Alguém comentou que eles não sabiam para onde ir. Alguém disse que as pessoas aqui não falavam inglês, assim como os outros europeus ocidentais ou até mesmo outros espanhóis nas grandes cidades de Barcelona e Madri. Alguns achavam que os locais estavam fechados para socializar com estrangeiros. Alguém até ligou essa característica ao reinado tirânico de Franco e à igreja católica opressora. Uma pessoa disse que está se esforçando para aprender espanhol e que gosta e aprecia a cultura aqui e planeja ficar aqui para que ela possa integrar o máximo que puder.

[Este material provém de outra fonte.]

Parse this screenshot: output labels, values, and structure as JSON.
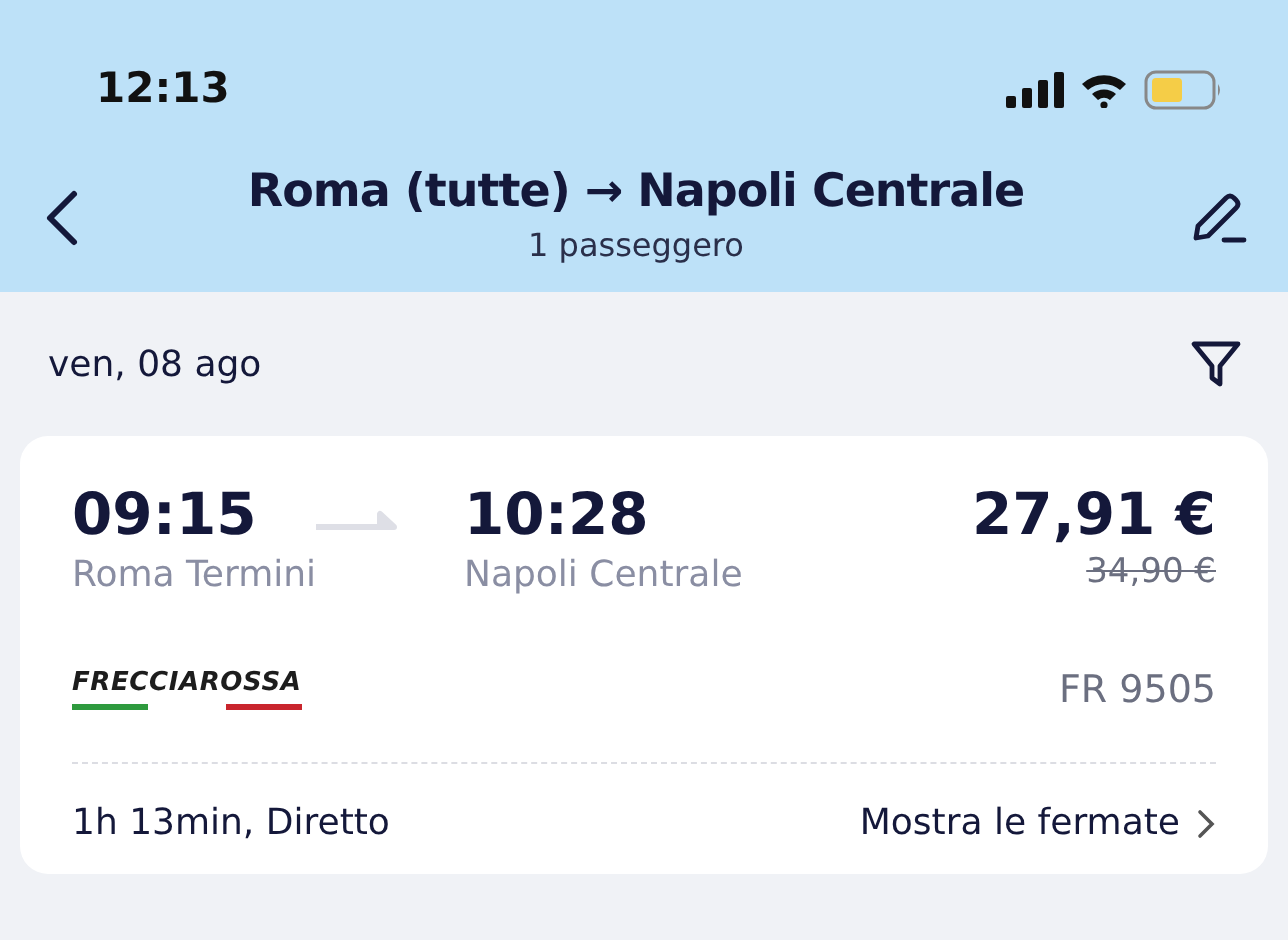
{
  "status_bar": {
    "time": "12:13"
  },
  "header": {
    "title": "Roma (tutte) → Napoli Centrale",
    "subtitle": "1 passeggero"
  },
  "date_bar": {
    "date": "ven, 08 ago"
  },
  "results": [
    {
      "departure_time": "09:15",
      "departure_station": "Roma Termini",
      "arrival_time": "10:28",
      "arrival_station": "Napoli Centrale",
      "price": "27,91 €",
      "old_price": "34,90 €",
      "operator_logo": "FRECCIAROSSA",
      "train_number": "FR 9505",
      "duration": "1h 13min, Diretto",
      "stops_link": "Mostra le fermate"
    }
  ]
}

Todos os dias eu luto contra o desejo de comentar em posts do Facebook como esses. Especialmente nos grupos de FB para expatriados e americanos. Eu não conheço a mulher que fez a pergunta. Eu fui a talvez três ou quatro de seus eventos de co-working. Eu não estive em um em mais de um ano. Depois do meu primeiro ano aqui, fiz mais um esforço para conhecer novas pessoas. Que é difícil. Especialmente como um asiático-americano aqui. É um conceito que muitas pessoas têm dificuldade em entender. Recentemente, em um restaurante chinês local, o garçom me perguntou se eu era chinês, então eu disse que era coreano, mas que sou americano e ele ficou confuso. Talvez eu deva dizer que sou coreano, mas da América? Passei mais de 30 anos na América. Mais de 70% da minha vida lá. O que me faz muito mais americano que coreano. Me debater.

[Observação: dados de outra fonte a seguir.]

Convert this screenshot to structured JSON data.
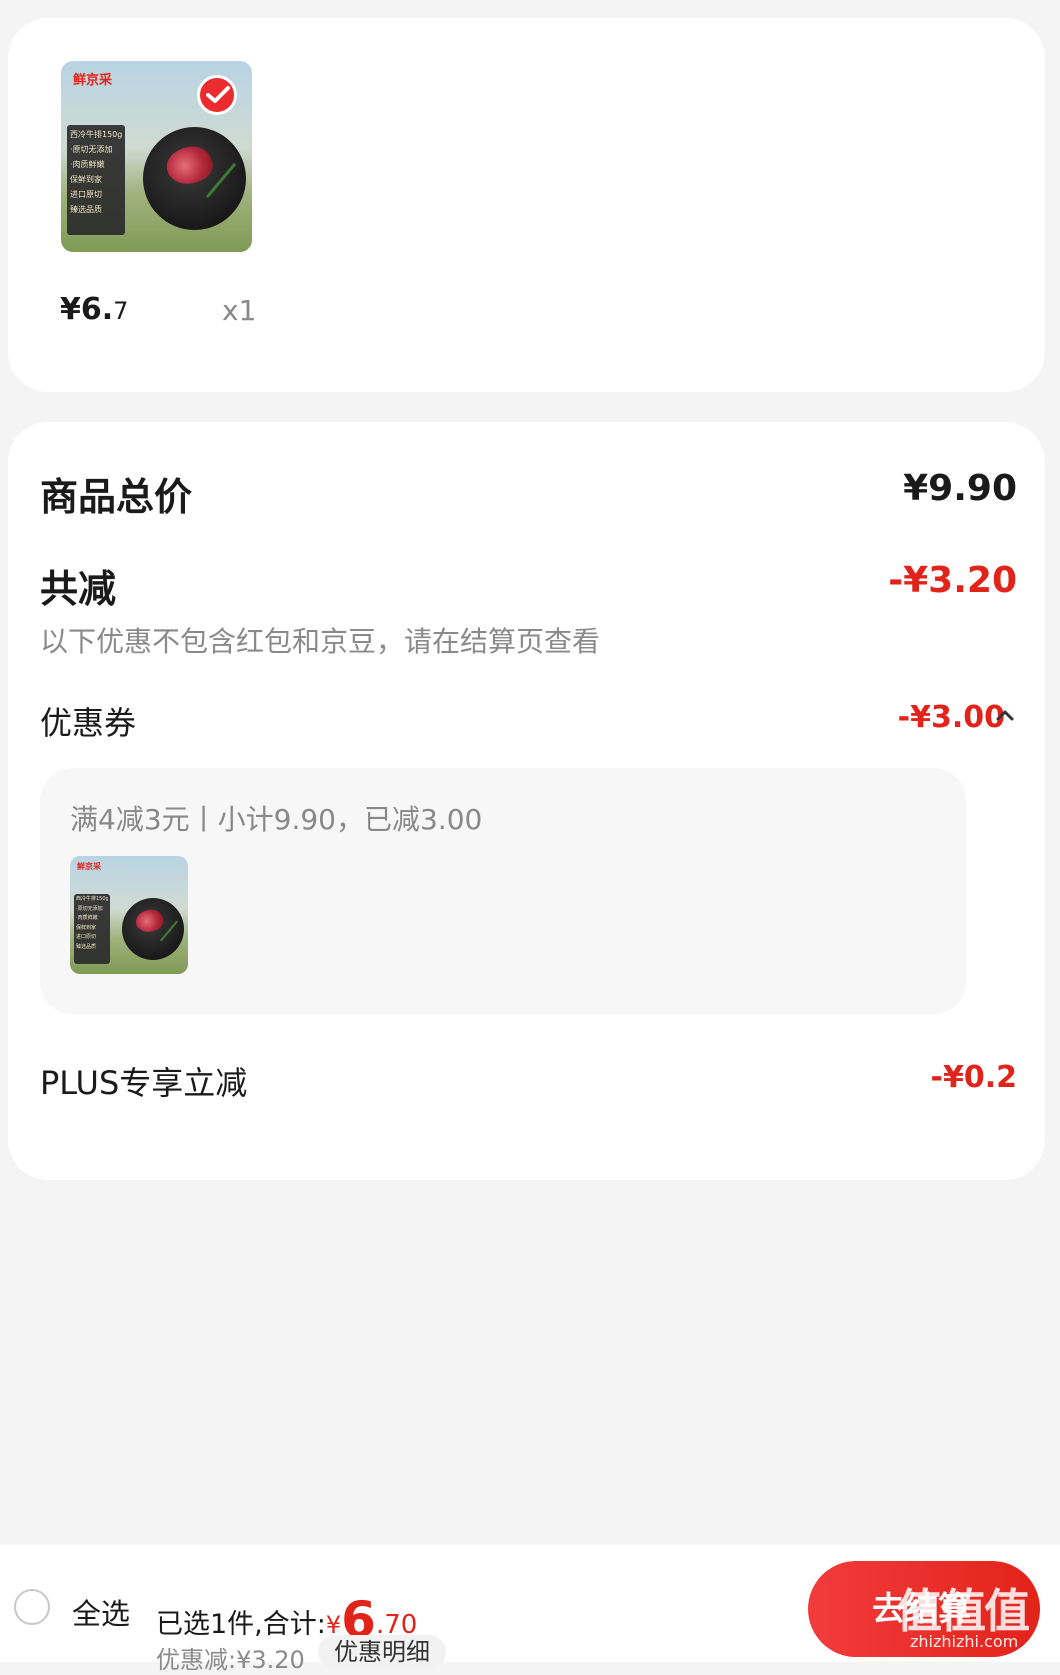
{
  "product": {
    "brand": "鲜京采",
    "panel_lines": [
      "西冷牛排150g",
      "·原切无添加",
      "·肉质鲜嫩",
      "保鲜到家",
      "进口原切",
      "臻选品质"
    ],
    "price_int": "¥6.",
    "price_dec": "7",
    "quantity": "x1",
    "selected": true
  },
  "summary": {
    "total_label": "商品总价",
    "total_value": "¥9.90",
    "reduce_label": "共减",
    "reduce_value": "-¥3.20",
    "note": "以下优惠不包含红包和京豆，请在结算页查看",
    "coupon_label": "优惠券",
    "coupon_value": "-¥3.00",
    "coupon_desc": "满4减3元丨小计9.90，已减3.00",
    "plus_label": "PLUS专享立减",
    "plus_value": "-¥0.2"
  },
  "bottom_bar": {
    "select_all": "全选",
    "selected_prefix": "已选1件,合计:",
    "currency": "¥",
    "total_int": "6",
    "total_dec": ".70",
    "discount": "优惠减:¥3.20",
    "detail": "优惠明细",
    "checkout": "去结算"
  },
  "watermark": {
    "text": "值值值",
    "url": "zhizhizhi.com"
  },
  "colors": {
    "accent": "#e2231a",
    "background": "#f4f4f4"
  }
}
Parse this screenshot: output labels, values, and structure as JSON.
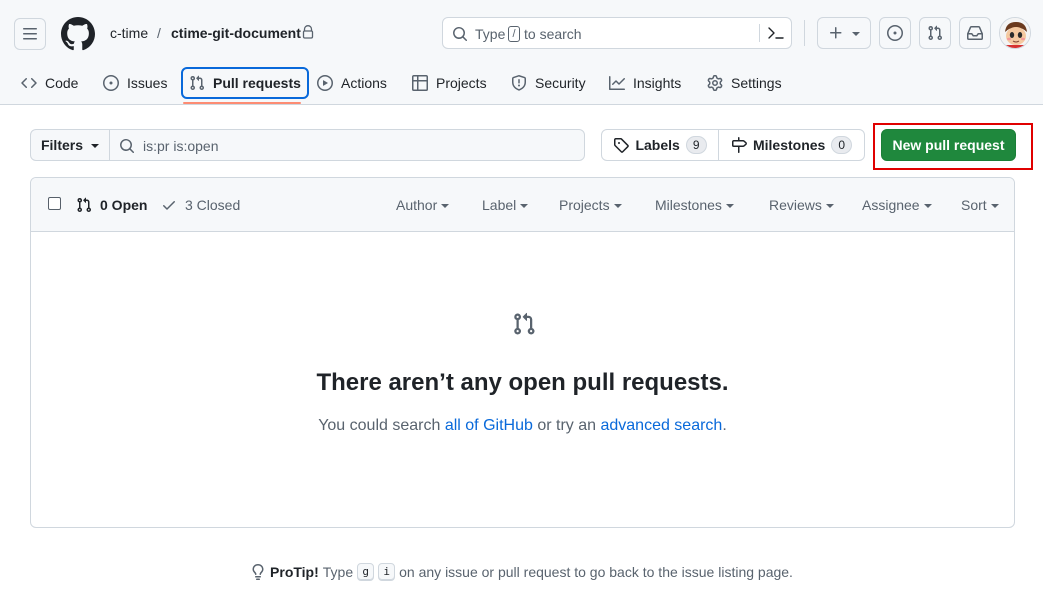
{
  "header": {
    "owner": "c-time",
    "separator": "/",
    "repo": "ctime-git-document",
    "search_prefix": "Type",
    "search_key": "/",
    "search_suffix": "to search"
  },
  "tabs": [
    {
      "label": "Code",
      "icon": "code-icon"
    },
    {
      "label": "Issues",
      "icon": "issue-opened-icon"
    },
    {
      "label": "Pull requests",
      "icon": "git-pull-request-icon",
      "selected": true
    },
    {
      "label": "Actions",
      "icon": "play-icon"
    },
    {
      "label": "Projects",
      "icon": "table-icon"
    },
    {
      "label": "Security",
      "icon": "shield-icon"
    },
    {
      "label": "Insights",
      "icon": "graph-icon"
    },
    {
      "label": "Settings",
      "icon": "gear-icon"
    }
  ],
  "toolbar": {
    "filters_label": "Filters",
    "filter_query": "is:pr is:open",
    "labels_label": "Labels",
    "labels_count": "9",
    "milestones_label": "Milestones",
    "milestones_count": "0",
    "new_pr_label": "New pull request"
  },
  "list": {
    "open_label": "0 Open",
    "closed_label": "3 Closed",
    "filters": [
      "Author",
      "Label",
      "Projects",
      "Milestones",
      "Reviews",
      "Assignee",
      "Sort"
    ]
  },
  "empty": {
    "title": "There aren’t any open pull requests.",
    "desc_prefix": "You could search",
    "link1": "all of GitHub",
    "desc_mid": "or try an",
    "link2": "advanced search",
    "desc_suffix": "."
  },
  "protip": {
    "label": "ProTip!",
    "text1": "Type",
    "key1": "g",
    "key2": "i",
    "text2": "on any issue or pull request to go back to the issue listing page."
  },
  "colors": {
    "accent": "#0969da",
    "primary_button": "#1f883d",
    "tab_underline": "#fd8c73",
    "highlight": "#e00000"
  }
}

Há asiáticos aqui, é claro. O povo chinês está em todo o mundo. E há até uma igreja coreana de onde eu fiz alguns amigos. Mas eles são coreanos e eu sou coreano. Durante nossos almoços de grupo depois da missa, geralmente estou sentado à mesa de não-coreanos. É quando estou perto de outros coreanos que me sinto mais americano. Mas quando estou perto de outros americanos (especialmente brancos), não me sinto tão americano. Eu conscientemente fiz uma tentativa de ficar longe dos americanos enquanto eu estava aqui. Estou sempre tentado a participar de reuniões não-formais com os americanos no grupo de Valência, mas eu olho suas fotos e penso, hmmm, talvez não na minha cena. O que não é uma boa coisa da minha parte. Eu estou pré-julgando? Absolutamente. Eu disse a um de meus amigos que eu poderia ir para um e me dar bem e um deles acabaria sendo um torcedor do Trump e ou um louco de arma e isso arruinaria o meu dia. Então eu apenas evito isso. Covardia? Talvez. Os poucos amigos americanos que fiz aqui vivenciaram a vida no exterior antes. Eu acho que senti que não vim até aqui para estar perto de outros americanos.

Conhecer novas pessoas pode ser uma experiência assustadora. A ideia de começar tudo de novo. O medo de ser julgado. A pressão para apresentar o melhor de si mesmo ou até mesmo ser você mesmo com o risco de ser rejeitado pode ser incapacitante para muitos. Agora, imagine-se fazendo isso em um novo país onde você não consegue falar bem a língua nem mesmo em tudo. A frustração de não poder se comunicar ou se expressar pode fazer você querer chorar como uma criança. Além disso, a maioria dos americanos tem um “o que você quer de mim? Qual é o ângulo deles? ”Cinismo ao conhecer novas pessoas. E não fica mais fácil à medida que você envelhece. Exceto, talvez, quando você é muito mais velho, em que ponto todos os seus fodidos foram dados e você só vai falar sua merda sempre que quiser com quem você quiser, onde quer que você queira.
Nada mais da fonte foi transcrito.